Information communication technologies (ICT) are so immersed in the modern world that a very wide range of technologies are at risk of a cyberattack. Specifically, civilian technologies can be targeted for cyberattacks and attacks can even potentially be launched through civilian computers or websites. As such, it is harder to enforce control of civilian infrastructures than a physical space. Attempting to do so would also raise many ethical concerns about the right to privacy, making defending against such attacks even tougher.

The mass-integration of ICT into our system of war makes it much harder to assess accountability for situations that may arise when using robotic and/or cyber attacks. For robotic weapons and automated systems, it’s becoming increasingly hard to determine who is responsible for any particular event that happens. This issue is exacerbated in the case of cyberattacks, as sometimes it is virtually impossible to trace who initiated the attack in the first place.[5]"
These words are being written by a human being.  His name is Peter L. Higgins.  Or are they?  The art and science of the truth has been evolving for hundreds of years.  What will we invent next, to validate our identities, provide assurance that the words written are actually human, and not of an Artificial Intelligence (AI)?

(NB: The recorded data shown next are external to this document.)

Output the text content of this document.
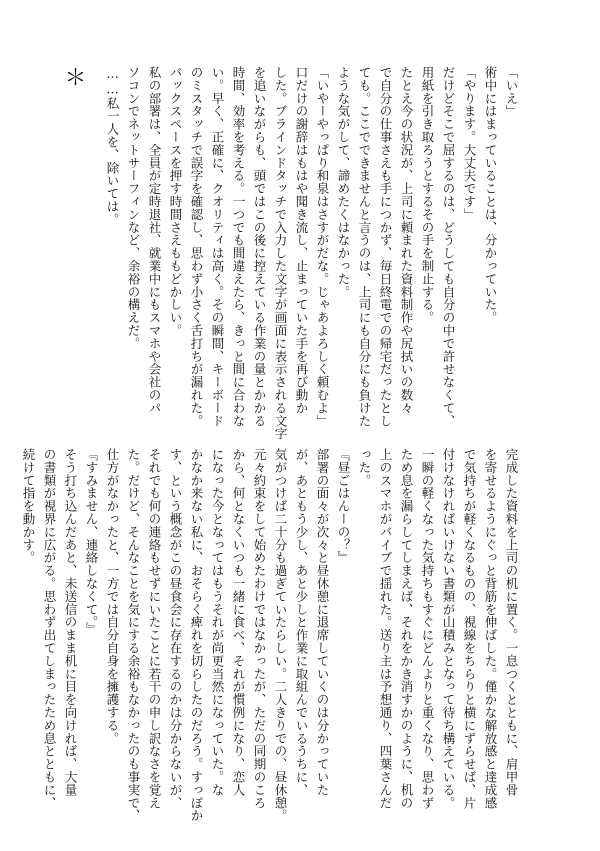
「いえ」

術中にはまっていることは、分かっていた。

「やります。大丈夫です」

だけどそこで屈するのは、どうしても自分の中で許せなくて、

用紙を引き取ろうとするその手を制止する。

たとえ今の状況が、上司に頼まれた資料制作や尻拭いの数々

で自分の仕事さえも手につかず、毎日終電での帰宅だったとし

ても。ここでできませんと言うのは、上司にも自分にも負けた

ような気がして、諦めたくはなかった。

「いやーやっぱり和泉はさすがだな。じゃあよろしく頼むよ」

口だけの謝辞はもはや聞き流し、止まっていた手を再び動か

した。ブラインドタッチで入力した文字が画面に表示される文字

を追いながらも、頭ではこの後に控えている作業の量とかかる

時間、効率を考える。一つでも間違えたら、きっと間に合わな

い。早く、正確に、クオリティは高く。その瞬間、キーボード

のミスタッチで誤字を確認し、思わず小さく舌打ちが漏れた。

バックスペースを押す時間さえももどかしい。

私の部署は、全員が定時退社、就業中にもスマホや会社のパ

ソコンでネットサーフィンなど、余裕の構えだ。

……私一人を、除いては。

＊

完成した資料を上司の机に置く。一息つくとともに、肩甲骨

を寄せるようにぐっと背筋を伸ばした。僅かな解放感と達成感

で気持ちが軽くなるものの、視線をちらりと横にずらせば、片

付けなければいけない書類が山積みとなって待ち構えている。

一瞬の軽くなった気持ちもすぐにどんよりと重くなり、思わず

ため息を漏らしてしまえば、それをかき消すかのように、机の

上のスマホがバイブで揺れた。送り主は予想通り、四葉さんだ

った。

『昼ごはんーの？』

部署の面々が次々と昼休憩に退席していくのは分かっていた

が、あともう少し、あと少しと作業に取組んでいるうちに、

気がつけば二十分も過ぎていたらしい。二人きりでの、昼休憩。

元々約束をして始めたわけではなかったが、ただの同期のころ

から、何となくいつも一緒に食べ、それが慣例になり、恋人

になった今となってはもうそれが尚更当然になっていた。な

かなか来ない私に、おそらく痺れを切らしたのだろう。すっぽか

す、という概念がこの昼食会に存在するのかは分からないが、

それでも何の連絡もせずにいたことに若干の申し訳なさを覚え

た。だけど、そんなことを気にする余裕もなかったのも事実で、

仕方がなかったと、一方では自分自身を擁護する。

『すみません、連絡しなくて。』

そう打ち込んだあと、未送信のまま机に目を向ければ、大量

の書類が視界に広がる。思わず出てしまったため息とともに、

続けて指を動かす。
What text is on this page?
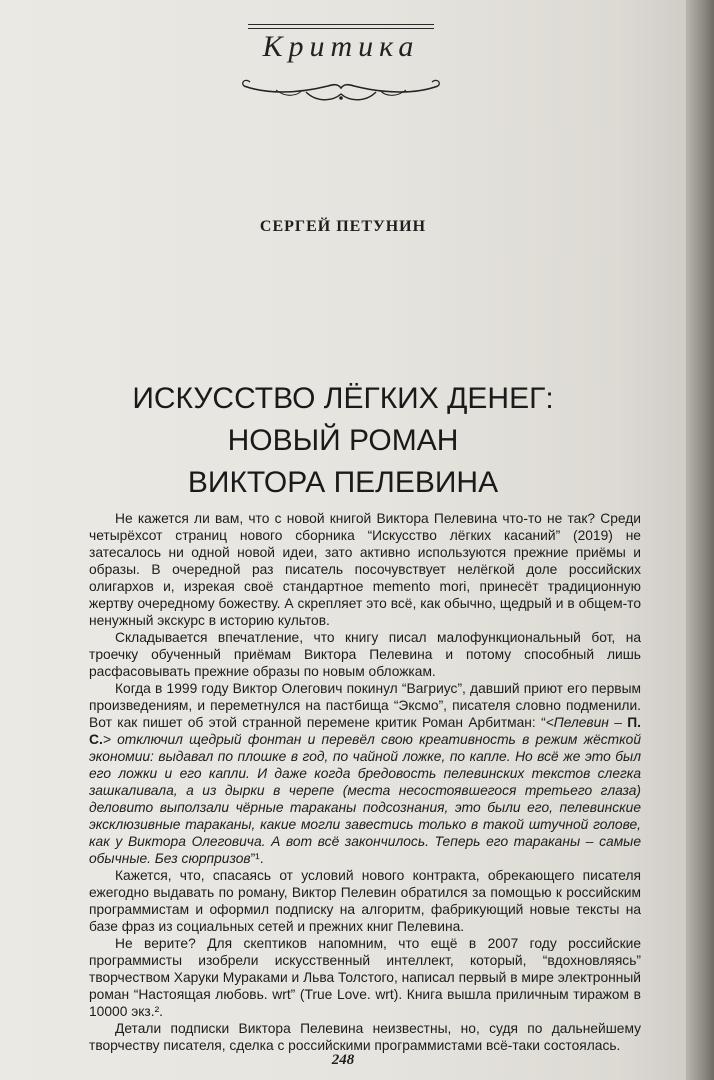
Критика
СЕРГЕЙ ПЕТУНИН
ИСКУССТВО ЛЁГКИХ ДЕНЕГ:
НОВЫЙ РОМАН
ВИКТОРА ПЕЛЕВИНА

Не кажется ли вам, что с новой книгой Виктора Пелевина что-то не так? Среди четырёхсот страниц нового сборника “Искусство лёгких касаний” (2019) не затесалось ни одной новой идеи, зато активно используются прежние приёмы и образы. В очередной раз писатель посочувствует нелёгкой доле российских олигархов и, изрекая своё стандартное memento mori, принесёт традиционную жертву очередному божеству. А скрепляет это всё, как обычно, щедрый и в общем-то ненужный экскурс в историю культов.

Складывается впечатление, что книгу писал малофункциональный бот, на троечку обученный приёмам Виктора Пелевина и потому способный лишь расфасовывать прежние образы по новым обложкам.

Когда в 1999 году Виктор Олегович покинул “Вагриус”, давший приют его первым произведениям, и переметнулся на пастбища “Эксмо”, писателя словно подменили. Вот как пишет об этой странной перемене критик Роман Арбитман: “<Пелевин – П. С.> отключил щедрый фонтан и перевёл свою креативность в режим жёсткой экономии: выдавал по плошке в год, по чайной ложке, по капле. Но всё же это был его ложки и его капли. И даже когда бредовость пелевинских текстов слегка зашкаливала, а из дырки в черепе (места несостоявшегося третьего глаза) деловито выползали чёрные тараканы подсознания, это были его, пелевинские эксклюзивные тараканы, какие могли завестись только в такой штучной голове, как у Виктора Олеговича. А вот всё закончилось. Теперь его тараканы – самые обычные. Без сюрпризов”¹.

Кажется, что, спасаясь от условий нового контракта, обрекающего писателя ежегодно выдавать по роману, Виктор Пелевин обратился за помощью к российским программистам и оформил подписку на алгоритм, фабрикующий новые тексты на базе фраз из социальных сетей и прежних книг Пелевина.

Не верите? Для скептиков напомним, что ещё в 2007 году российские программисты изобрели искусственный интеллект, который, “вдохновляясь” творчеством Харуки Мураками и Льва Толстого, написал первый в мире электронный роман “Настоящая любовь. wrt” (True Love. wrt). Книга вышла приличным тиражом в 10000 экз.².

Детали подписки Виктора Пелевина неизвестны, но, судя по дальнейшему творчеству писателя, сделка с российскими программистами всё-таки состоялась.

248
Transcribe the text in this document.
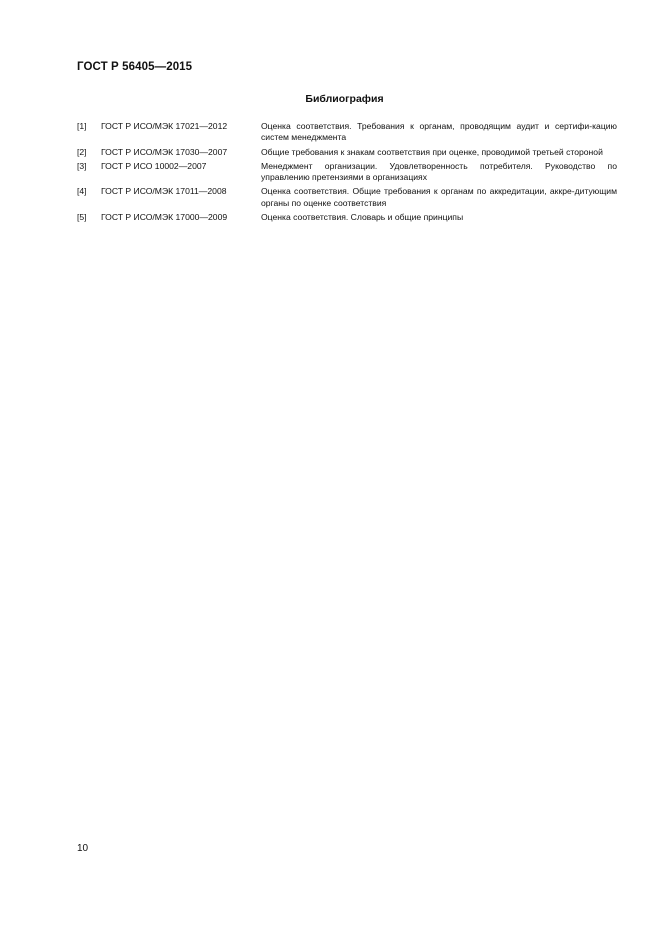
ГОСТ Р 56405—2015
Библиография
[1]	ГОСТ Р ИСО/МЭК 17021—2012	Оценка соответствия. Требования к органам, проводящим аудит и сертифи-кацию систем менеджмента
[2]	ГОСТ Р ИСО/МЭК 17030—2007	Общие требования к знакам соответствия при оценке, проводимой третьей стороной
[3]	ГОСТ Р ИСО 10002—2007	Менеджмент организации. Удовлетворенность потребителя. Руководство по управлению претензиями в организациях
[4]	ГОСТ Р ИСО/МЭК 17011—2008	Оценка соответствия. Общие требования к органам по аккредитации, аккре-дитующим органы по оценке соответствия
[5]	ГОСТ Р ИСО/МЭК 17000—2009	Оценка соответствия. Словарь и общие принципы
10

Whether the words you read are being written by a human-based "troll factory" in St. Petersburg or by a specialized Artificial Intelligence is not the point of this essay.  Then what is the point?

You have to make judgements as a human being about who to trust.  What to trust.  How to trust.  Why to trust.  This is a foundation of our human evolution.  Trust takes time.  TrustDecisions and the decision to trust someone or something, is actually a factor of science, mathematics and history.

Reading, writing and a decision to trust, is an Operational Risk.  True or False?